Dennis Daugaard for Governor' 'Meet Dennis Daugaard' ad.
Scott Heidepriem for Governor' 'A South Dakota Story' ad.
Given that, in a recent ranking of citizen political engagement measured by voter registration and turnout over the past several decades, South Dakota is #4 i the nation, with 77.1% of eligible voters actively registered and 65.6% making it to the polls,they may be on to something.
South Dakota's approach might not work everywhere. The state leans fiscally conservative so strongly the Heidepriem happily accepted an invitation to a Tea Party hosted debate where he readily explained his agreement with many of their concerns.

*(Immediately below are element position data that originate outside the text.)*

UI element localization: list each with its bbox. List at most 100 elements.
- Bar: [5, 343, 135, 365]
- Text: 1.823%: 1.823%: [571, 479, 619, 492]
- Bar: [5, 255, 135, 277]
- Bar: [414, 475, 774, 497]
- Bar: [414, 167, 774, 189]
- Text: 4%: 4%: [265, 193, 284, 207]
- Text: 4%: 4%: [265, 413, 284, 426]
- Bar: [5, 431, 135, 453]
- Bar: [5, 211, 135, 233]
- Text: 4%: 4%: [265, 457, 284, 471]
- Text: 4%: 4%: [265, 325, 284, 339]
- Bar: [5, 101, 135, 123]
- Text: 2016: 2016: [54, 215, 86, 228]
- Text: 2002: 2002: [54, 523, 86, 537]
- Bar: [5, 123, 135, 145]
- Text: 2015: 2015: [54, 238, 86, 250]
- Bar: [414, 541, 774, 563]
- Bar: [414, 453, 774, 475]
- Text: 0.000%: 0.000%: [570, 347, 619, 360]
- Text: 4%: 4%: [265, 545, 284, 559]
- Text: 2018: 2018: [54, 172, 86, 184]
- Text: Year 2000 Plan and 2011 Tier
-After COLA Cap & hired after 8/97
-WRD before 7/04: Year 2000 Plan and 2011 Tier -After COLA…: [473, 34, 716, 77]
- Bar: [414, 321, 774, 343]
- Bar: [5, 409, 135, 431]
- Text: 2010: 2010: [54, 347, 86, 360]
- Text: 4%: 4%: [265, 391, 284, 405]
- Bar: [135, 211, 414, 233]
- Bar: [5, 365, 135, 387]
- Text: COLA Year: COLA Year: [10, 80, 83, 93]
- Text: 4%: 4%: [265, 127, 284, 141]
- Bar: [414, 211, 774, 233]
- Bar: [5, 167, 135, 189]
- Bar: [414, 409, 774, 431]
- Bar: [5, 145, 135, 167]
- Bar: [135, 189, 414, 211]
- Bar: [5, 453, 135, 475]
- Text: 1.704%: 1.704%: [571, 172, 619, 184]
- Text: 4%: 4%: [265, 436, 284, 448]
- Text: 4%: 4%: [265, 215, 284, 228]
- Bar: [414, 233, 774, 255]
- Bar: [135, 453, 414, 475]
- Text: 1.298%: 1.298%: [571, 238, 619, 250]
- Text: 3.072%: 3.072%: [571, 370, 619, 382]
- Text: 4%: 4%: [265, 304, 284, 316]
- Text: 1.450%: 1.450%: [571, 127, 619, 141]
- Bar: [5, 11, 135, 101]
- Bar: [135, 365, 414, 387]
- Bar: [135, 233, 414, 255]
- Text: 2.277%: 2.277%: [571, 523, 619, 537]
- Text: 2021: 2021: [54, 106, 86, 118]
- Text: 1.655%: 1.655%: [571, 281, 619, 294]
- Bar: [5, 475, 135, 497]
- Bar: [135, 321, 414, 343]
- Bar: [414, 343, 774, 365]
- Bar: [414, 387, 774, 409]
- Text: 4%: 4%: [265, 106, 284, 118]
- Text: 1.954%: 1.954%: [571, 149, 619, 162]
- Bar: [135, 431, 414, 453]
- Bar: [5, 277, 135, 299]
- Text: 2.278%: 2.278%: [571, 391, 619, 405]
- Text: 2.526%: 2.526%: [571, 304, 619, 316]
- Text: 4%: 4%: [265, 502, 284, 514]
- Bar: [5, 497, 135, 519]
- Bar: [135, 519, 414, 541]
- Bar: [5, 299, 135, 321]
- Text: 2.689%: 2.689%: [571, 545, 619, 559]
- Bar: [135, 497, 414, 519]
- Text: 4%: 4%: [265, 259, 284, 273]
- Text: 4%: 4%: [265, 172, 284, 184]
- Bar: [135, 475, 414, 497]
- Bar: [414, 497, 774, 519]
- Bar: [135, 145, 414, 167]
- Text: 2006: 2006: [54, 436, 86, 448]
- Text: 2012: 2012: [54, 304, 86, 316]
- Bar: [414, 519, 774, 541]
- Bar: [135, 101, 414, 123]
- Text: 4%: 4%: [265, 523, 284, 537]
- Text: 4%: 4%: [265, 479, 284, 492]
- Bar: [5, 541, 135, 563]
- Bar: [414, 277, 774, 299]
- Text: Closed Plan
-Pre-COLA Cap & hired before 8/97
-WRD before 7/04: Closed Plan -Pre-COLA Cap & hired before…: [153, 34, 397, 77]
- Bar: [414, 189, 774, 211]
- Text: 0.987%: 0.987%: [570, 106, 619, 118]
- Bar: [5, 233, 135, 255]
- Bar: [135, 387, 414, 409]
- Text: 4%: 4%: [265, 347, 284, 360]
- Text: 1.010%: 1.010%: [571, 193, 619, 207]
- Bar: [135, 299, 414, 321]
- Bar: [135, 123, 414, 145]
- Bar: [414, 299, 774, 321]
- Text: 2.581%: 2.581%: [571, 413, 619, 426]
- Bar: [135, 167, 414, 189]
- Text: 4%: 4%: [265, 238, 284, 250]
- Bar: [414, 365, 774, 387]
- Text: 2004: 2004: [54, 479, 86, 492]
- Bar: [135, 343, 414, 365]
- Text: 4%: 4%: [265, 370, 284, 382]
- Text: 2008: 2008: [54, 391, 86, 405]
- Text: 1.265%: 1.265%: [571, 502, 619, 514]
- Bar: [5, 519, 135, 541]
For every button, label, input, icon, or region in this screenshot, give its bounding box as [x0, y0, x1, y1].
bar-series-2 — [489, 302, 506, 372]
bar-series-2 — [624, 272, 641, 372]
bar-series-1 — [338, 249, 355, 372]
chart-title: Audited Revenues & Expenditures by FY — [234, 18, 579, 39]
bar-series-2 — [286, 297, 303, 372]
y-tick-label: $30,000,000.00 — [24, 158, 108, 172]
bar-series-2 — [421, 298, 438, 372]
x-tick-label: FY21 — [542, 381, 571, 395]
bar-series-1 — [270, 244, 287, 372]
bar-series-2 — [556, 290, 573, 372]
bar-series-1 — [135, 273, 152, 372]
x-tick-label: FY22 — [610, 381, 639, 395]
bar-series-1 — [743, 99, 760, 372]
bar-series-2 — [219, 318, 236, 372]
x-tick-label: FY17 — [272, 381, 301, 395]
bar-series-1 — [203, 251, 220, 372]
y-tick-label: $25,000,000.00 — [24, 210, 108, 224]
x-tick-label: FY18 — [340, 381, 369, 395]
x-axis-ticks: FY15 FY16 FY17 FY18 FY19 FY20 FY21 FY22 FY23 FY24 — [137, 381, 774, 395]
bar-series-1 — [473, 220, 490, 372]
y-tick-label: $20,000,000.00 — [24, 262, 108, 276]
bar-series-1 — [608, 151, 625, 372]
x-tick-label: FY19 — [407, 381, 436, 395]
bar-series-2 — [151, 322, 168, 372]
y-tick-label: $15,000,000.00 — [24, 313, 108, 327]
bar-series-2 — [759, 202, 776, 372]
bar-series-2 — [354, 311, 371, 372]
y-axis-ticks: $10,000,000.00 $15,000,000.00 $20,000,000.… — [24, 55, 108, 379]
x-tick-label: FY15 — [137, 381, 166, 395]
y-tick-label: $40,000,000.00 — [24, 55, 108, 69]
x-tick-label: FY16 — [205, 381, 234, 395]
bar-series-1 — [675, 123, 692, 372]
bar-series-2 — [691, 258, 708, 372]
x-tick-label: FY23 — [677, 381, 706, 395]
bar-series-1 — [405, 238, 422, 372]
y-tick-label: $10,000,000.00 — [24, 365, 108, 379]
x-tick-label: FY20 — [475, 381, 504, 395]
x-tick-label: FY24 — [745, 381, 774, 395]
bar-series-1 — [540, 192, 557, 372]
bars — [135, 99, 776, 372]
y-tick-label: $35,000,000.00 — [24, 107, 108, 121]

At that event, it was enthusiastic supporters, not the candidates, who started amping up the tension factor.
When a debate organizer escorted one man into the hallway after he refused requests to lower his voice, the gentleman momentarily returned to the debate hall to announce, ""I was disruptive. I was overly enthusiastic. There are no hard feelings at all. I was out of line. I apologize."
At the end of it all, Heidepriem spoke to an NBC affiliate reporter, trying to explain his personal take on a race he will almost certainly lose. "He's my friend," the candidate said of Daugaard. "After the election, he'll continue to be my friend."
And that might be just a little too incredulous to fly outside flyover country.